Captain Comics said:

There's a reason for that, Oric. Art Adams's cover is an homage to a Jack Kirby cover from the 1960s, during a time when Sue was on maternity leave and Crystal of the Inhumans was taking her place. Note that Crystal is in FF blue, not her usual yellow, although the "4" symbol is covered by her hair.

I just can't get enthusiastic about anything Marvel does anymore.

Sir, I have some lovely swampland in Florida I'd like to sell you... :D

Lee Houston, Junior said:

DC finally sealed off their revolving door to Death's headquarters at the end of The Blackest Night.

 

Word.

 

Not that that's a bad thing.  I hate it when they try to cut off an entire type of story simply because some creators can't handle it.  

Randy Jackson said:

Sir, I have some lovely swampland in Florida I'd like to sell you... :D

Lee Houston, Junior said:

DC finally sealed off their revolving door to Death's headquarters at the end of The Blackest Night.

 

Stories about people coming back from the dead?

 

I think Johns can handle it...

 

Anyway, whatever the AWESOME! FOREVER! consequences of Blackest Night were, they only held for a year or so, and now its a whole new universe.

 

Whatever the merits of that story, turns out having any lasting effect on the DCU wasn't one of them.  And we have yet to find out if the DCnU has a pre- or post-Galilean cosmology.

 

Or maybe Johns has been subtly* stating in the new GL books that the Earth-centric stuff still holds true?  I haven't been reading them.

 

* I know.  :-)

I'm a bit amused that we all knew Johnny was not going to stay "dead" and would probably return for Fantastic Four #600 yet we are all annoyed that our predictions are coming true!

They never showed Johnny dying. He was shown being horded by some big bugs and sealed off from Ben Grimm, but that's all that happened. They had the whole funeral because they needed some tragedy so that we could get their reactions to what they thought was his death, but we as the readers were never even tricked.

They never even tried to fool the comics reading public, and Hickman said in at least one podcast that Johnny would indeed be back before his run was over.

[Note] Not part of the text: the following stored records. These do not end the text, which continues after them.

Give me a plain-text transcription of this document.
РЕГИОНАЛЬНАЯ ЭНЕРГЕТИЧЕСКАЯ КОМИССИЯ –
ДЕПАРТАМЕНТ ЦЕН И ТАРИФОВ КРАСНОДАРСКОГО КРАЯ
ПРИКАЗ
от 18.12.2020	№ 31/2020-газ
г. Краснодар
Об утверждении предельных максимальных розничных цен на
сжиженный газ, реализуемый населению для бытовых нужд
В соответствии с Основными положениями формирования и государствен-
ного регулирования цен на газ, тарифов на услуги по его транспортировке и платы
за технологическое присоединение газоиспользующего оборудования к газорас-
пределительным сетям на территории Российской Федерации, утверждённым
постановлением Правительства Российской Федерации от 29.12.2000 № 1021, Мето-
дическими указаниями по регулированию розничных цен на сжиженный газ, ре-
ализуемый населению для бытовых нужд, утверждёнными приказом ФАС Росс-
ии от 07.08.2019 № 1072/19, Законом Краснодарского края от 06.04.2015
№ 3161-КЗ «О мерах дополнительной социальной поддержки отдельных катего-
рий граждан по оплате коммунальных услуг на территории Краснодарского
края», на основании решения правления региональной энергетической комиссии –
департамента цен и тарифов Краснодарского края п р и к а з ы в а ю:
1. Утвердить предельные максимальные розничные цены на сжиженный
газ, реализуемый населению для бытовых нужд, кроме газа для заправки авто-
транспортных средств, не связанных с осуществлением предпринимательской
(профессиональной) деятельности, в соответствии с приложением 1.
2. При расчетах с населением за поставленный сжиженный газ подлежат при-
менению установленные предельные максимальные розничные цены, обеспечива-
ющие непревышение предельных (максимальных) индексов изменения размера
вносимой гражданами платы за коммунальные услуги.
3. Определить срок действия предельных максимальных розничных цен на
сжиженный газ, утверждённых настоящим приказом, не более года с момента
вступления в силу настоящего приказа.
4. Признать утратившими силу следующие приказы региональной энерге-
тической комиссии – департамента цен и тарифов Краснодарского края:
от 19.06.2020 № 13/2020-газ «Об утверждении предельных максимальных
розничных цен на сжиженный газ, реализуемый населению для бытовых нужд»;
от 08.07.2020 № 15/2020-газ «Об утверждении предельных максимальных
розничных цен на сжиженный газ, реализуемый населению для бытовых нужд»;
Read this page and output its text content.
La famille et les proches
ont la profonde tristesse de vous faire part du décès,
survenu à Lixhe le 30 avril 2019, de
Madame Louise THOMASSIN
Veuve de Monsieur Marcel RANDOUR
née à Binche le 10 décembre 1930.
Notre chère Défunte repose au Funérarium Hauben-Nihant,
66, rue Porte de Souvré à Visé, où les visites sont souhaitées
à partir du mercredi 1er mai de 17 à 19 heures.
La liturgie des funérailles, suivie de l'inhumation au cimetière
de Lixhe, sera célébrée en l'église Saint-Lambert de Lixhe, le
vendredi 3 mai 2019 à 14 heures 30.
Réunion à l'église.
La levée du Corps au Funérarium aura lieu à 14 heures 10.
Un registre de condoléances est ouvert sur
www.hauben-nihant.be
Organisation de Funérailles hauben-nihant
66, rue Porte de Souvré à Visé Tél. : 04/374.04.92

I'm with Portelli, only times ten!

Add me to Philip and Jeff's list.

Having read the comic itself, I wasn't all that impressed by the story.

Story schmory.

What did you 6hink of the marketing campaign?

Story = surprise your readers

Marketing = ensure they know exactly what they're getting, when, and that they need to get it because their life will be meaningless without it.

The suspense and drama are supposed to come from how Johnny comes back, not the when which we all figured out correctly.

Mark S. Ogilvie said:

  I'm not annoyed, merely dead inside to any suspense or drama that marvel or Hickman tried to generate by this.  

Philip Portelli said:

I'm a bit amused that we all knew Johnny was not going to stay "dead" and would probably return for Fantastic Four #600 yet we are all annoyed that our predictions are coming true!

I can't think of anytime Sue died off the top of my head.

 

Reed was killed (for an issue) during the Byrne and again for a longer period during the DeFalco run.

 

Ben was killed during the Waid run.

 

I can't think of any times for Sue, unless it has been since the Waid run.

 


Mark S. Ogilvie said:

  Does this mean that every member of the FF has died at least once?